In surveillance discussion, Obama deflects issue to corporates

This is eerily similar to Obama's approach to the responsibility for the excesses that led to the great recession.  While few informed people would argue that there were not multiple players that played a role in sowing the seeds for the mortgage crisis, credit crisis, and the follow-ons that led to the 2008 and 2009 recession, Obama, in his mind, deftly switched all of the blame to the major bankers.  Ignoring the blind and complicit regulators, Congress, and the widely disbursed brokerage industry, Obama and Holder made it simple, and all government authorities and elected officials ducked for cover.
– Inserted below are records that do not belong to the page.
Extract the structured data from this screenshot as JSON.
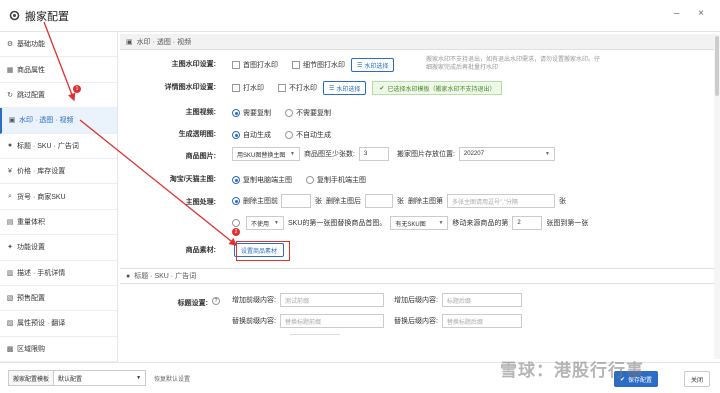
{
  "window": {
    "title": "搬家配置",
    "controls": "– ×"
  },
  "sidebar": {
    "items": [
      {
        "label": "基础功能",
        "icon": "gear-icon",
        "glyph": "⚙"
      },
      {
        "label": "商品属性",
        "icon": "grid-icon",
        "glyph": "▦"
      },
      {
        "label": "跳过配置",
        "icon": "skip-icon",
        "glyph": "↻"
      },
      {
        "label": "水印 · 透图 · 视频",
        "icon": "image-icon",
        "glyph": "▣",
        "active": true
      },
      {
        "label": "标题 · SKU · 广告词",
        "icon": "tag-icon",
        "glyph": "●"
      },
      {
        "label": "价格 · 库存设置",
        "icon": "price-icon",
        "glyph": "¥"
      },
      {
        "label": "货号 · 商家SKU",
        "icon": "code-icon",
        "glyph": "⌕"
      },
      {
        "label": "重量体积",
        "icon": "weight-icon",
        "glyph": "▤"
      },
      {
        "label": "功能设置",
        "icon": "function-icon",
        "glyph": "✦"
      },
      {
        "label": "描述 · 手机详情",
        "icon": "description-icon",
        "glyph": "▥"
      },
      {
        "label": "预售配置",
        "icon": "presale-icon",
        "glyph": "▧"
      },
      {
        "label": "属性预设 · 翻译",
        "icon": "translate-icon",
        "glyph": "▨"
      },
      {
        "label": "区域限购",
        "icon": "region-icon",
        "glyph": "▩"
      }
    ]
  },
  "section1": {
    "title": "水印 · 透图 · 视频",
    "main_watermark": {
      "label": "主图水印设置:",
      "opt1": "首图打水印",
      "opt2": "细节图打水印",
      "button": "水印选择",
      "hint1": "搬家水印不支持退出，如有退出水印需求，请勿设置搬家水印。仔",
      "hint2": "细搬家完成后再批量打水印"
    },
    "detail_watermark": {
      "label": "详情图水印设置:",
      "opt1": "打水印",
      "opt2": "不打水印",
      "button": "水印选择",
      "status": "已选择水印模板（搬家水印不支持退出）"
    },
    "main_video": {
      "label": "主图视频:",
      "opt1": "需要复制",
      "opt2": "不需要复制"
    },
    "transparent": {
      "label": "生成透明图:",
      "opt1": "自动生成",
      "opt2": "不自动生成"
    },
    "product_images": {
      "label": "商品图片:",
      "select": "用SKU图替换主图",
      "min_label": "商品图至少张数:",
      "min_value": "3",
      "pos_label": "搬家图片存放位置:",
      "pos_select": "202207"
    },
    "taobao_main": {
      "label": "淘宝/天猫主图:",
      "opt1": "复制电脑端主图",
      "opt2": "复制手机端主图"
    },
    "main_process": {
      "label": "主图处理:",
      "del_front": "删除主图前",
      "unit1": "张",
      "del_back": "删除主图后",
      "unit2": "张",
      "del_main": "删除主图第",
      "placeholder": "多张主图请用逗号\",\"分隔",
      "unit3": "张"
    },
    "sku_replace": {
      "select": "不使用",
      "text1": "SKU的第一张图替换商品首图。",
      "select2": "有无SKU图",
      "text2": "移动来源商品的第",
      "value": "2",
      "text3": "张图到第一张"
    },
    "material": {
      "label": "商品素材:",
      "button": "设置商品素材"
    }
  },
  "section2": {
    "title": "标题 · SKU · 广告词",
    "title_settings": {
      "label": "标题设置:",
      "help": "?",
      "prefix_label": "增加前缀内容:",
      "prefix_placeholder": "测试前缀",
      "suffix_label": "增加后缀内容:",
      "suffix_placeholder": "标题后缀",
      "replace_before_label": "替换前缀内容:",
      "replace_before_placeholder": "替换标题前缀",
      "replace_after_label": "替换后缀内容:",
      "replace_after_placeholder": "替换标题后缀"
    }
  },
  "markers": {
    "m1": "1",
    "m2": "2"
  },
  "footer": {
    "template_label": "搬家配置模板",
    "template_value": "默认配置",
    "restore": "恢复默认设置",
    "save": "保存配置",
    "close": "关闭"
  },
  "watermark_text": "雪球：港股行行事",
  "colors": {
    "accent": "#2b6cc4",
    "annotation": "#e03030"
  }
}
As detailed to some extent in the NYT article today entitled "In Surveillance Debate, White House Turns Its Focus to Silicon Valley", the Obama administration is formulating plans to exert government power to reign in what it views as invasive practices by corporations and move the focus away from its own incredible lack of leadership on and control of NSA activities, or even its direction of those activities.  Google, Yahoo, Facebook, and others should be on alert, as one can be sure they are.  The Obama administration, and its captive Holder Justice Department, does not have a prescriptive approach to issues.  They have a control seeking and punitive approach.  Particularly in an industry like technology, which has compensation  policies that are even more lucrative for top leaders than those in banking, Obama's high horse resentment could be on full display.
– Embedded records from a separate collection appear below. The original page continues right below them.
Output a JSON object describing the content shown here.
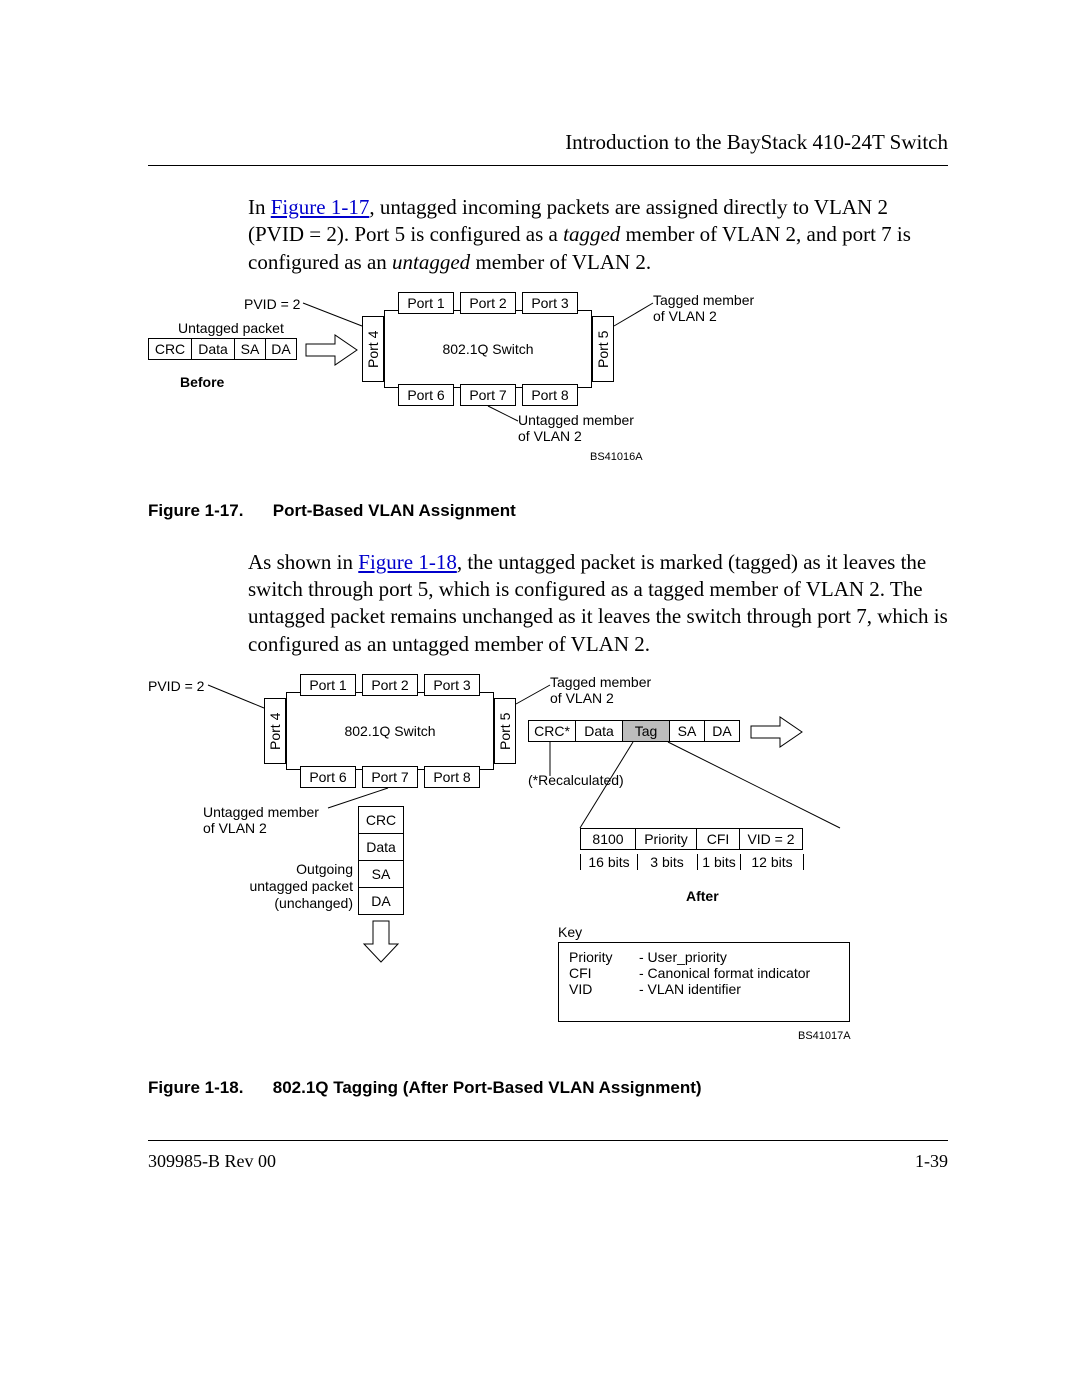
{
  "header": {
    "title": "Introduction to the BayStack 410-24T Switch"
  },
  "para1": {
    "pre": "In ",
    "link": "Figure 1-17",
    "mid1": ", untagged incoming packets are assigned directly to VLAN 2 (PVID = 2). Port 5 is configured as a ",
    "tagged": "tagged",
    "mid2": " member of VLAN 2, and port 7 is configured as an ",
    "untagged": "untagged",
    "mid3": " member of VLAN 2."
  },
  "fig17": {
    "pvid": "PVID = 2",
    "untagged_packet": "Untagged packet",
    "pkt": {
      "crc": "CRC",
      "data": "Data",
      "sa": "SA",
      "da": "DA"
    },
    "before": "Before",
    "port4": "Port 4",
    "port5": "Port 5",
    "switch": "802.1Q Switch",
    "ports_top": [
      "Port 1",
      "Port 2",
      "Port 3"
    ],
    "ports_bot": [
      "Port 6",
      "Port 7",
      "Port 8"
    ],
    "tagged_member": "Tagged member\nof VLAN 2",
    "untagged_member": "Untagged member\nof VLAN 2",
    "code": "BS41016A",
    "caption_num": "Figure 1-17.",
    "caption_txt": "Port-Based VLAN Assignment"
  },
  "para2": {
    "pre": "As shown in ",
    "link": "Figure 1-18",
    "post": ", the untagged packet is marked (tagged) as it leaves the switch through port 5, which is configured as a tagged member of VLAN 2. The untagged packet remains unchanged as it leaves the switch through port 7, which is configured as an untagged member of VLAN 2."
  },
  "fig18": {
    "pvid": "PVID = 2",
    "port4": "Port 4",
    "port5": "Port 5",
    "switch": "802.1Q Switch",
    "ports_top": [
      "Port 1",
      "Port 2",
      "Port 3"
    ],
    "ports_bot": [
      "Port 6",
      "Port 7",
      "Port 8"
    ],
    "tagged_member": "Tagged member\nof VLAN 2",
    "untagged_member": "Untagged member\nof VLAN 2",
    "recalc": "(*Recalculated)",
    "tagged_pkt": {
      "crc": "CRC*",
      "data": "Data",
      "tag": "Tag",
      "sa": "SA",
      "da": "DA"
    },
    "vpkt": {
      "crc": "CRC",
      "data": "Data",
      "sa": "SA",
      "da": "DA"
    },
    "outgoing1": "Outgoing",
    "outgoing2": "untagged packet",
    "outgoing3": "(unchanged)",
    "tag_fields": {
      "f1": "8100",
      "f2": "Priority",
      "f3": "CFI",
      "f4": "VID = 2"
    },
    "tag_bits": {
      "b1": "16 bits",
      "b2": "3 bits",
      "b3": "1 bits",
      "b4": "12 bits"
    },
    "after": "After",
    "key_title": "Key",
    "key": {
      "k1": "Priority",
      "v1": "- User_priority",
      "k2": "CFI",
      "v2": "- Canonical format indicator",
      "k3": "VID",
      "v3": "- VLAN identifier"
    },
    "code": "BS41017A",
    "caption_num": "Figure 1-18.",
    "caption_txt": "802.1Q Tagging (After Port-Based VLAN Assignment)"
  },
  "footer": {
    "left": "309985-B Rev 00",
    "right": "1-39"
  }
}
The issue of the data collection and associated analysis by many internet firms is certainly one that deserves attention and ongoing scrutiny.  There is the clear potential for abuses or overreach, but it is not clear that what goes on today in these firms is even remotely in the realm of the NSA's actions.  Overreaction by the government, driven by Obama's desire to deflect attention on to the corporates, could have a stifling effect on what could be viewed as this country's strongest and most innovative global business position.  Platoons of ill informed and narrowly focused government workers invading the major internet firms with requests for information and subpoenas for e-mails and who knows what could lead directly to the door of the Democrat's largest and favorite donors, the trial bar.  This is not trivial.

One can only hope that this does not turn into some kind of vendetta, and that the internet titans have the ability to placate Obama's minions and minimize any disruption.
    




1 Comments:

Anonymous kf said...

You're right I'm afraid. This is so obvious it should be embarrassing. Obama is simply unable to get past his anti-business attitude. Too bad. He could have been a better President, and at one time had the mandate.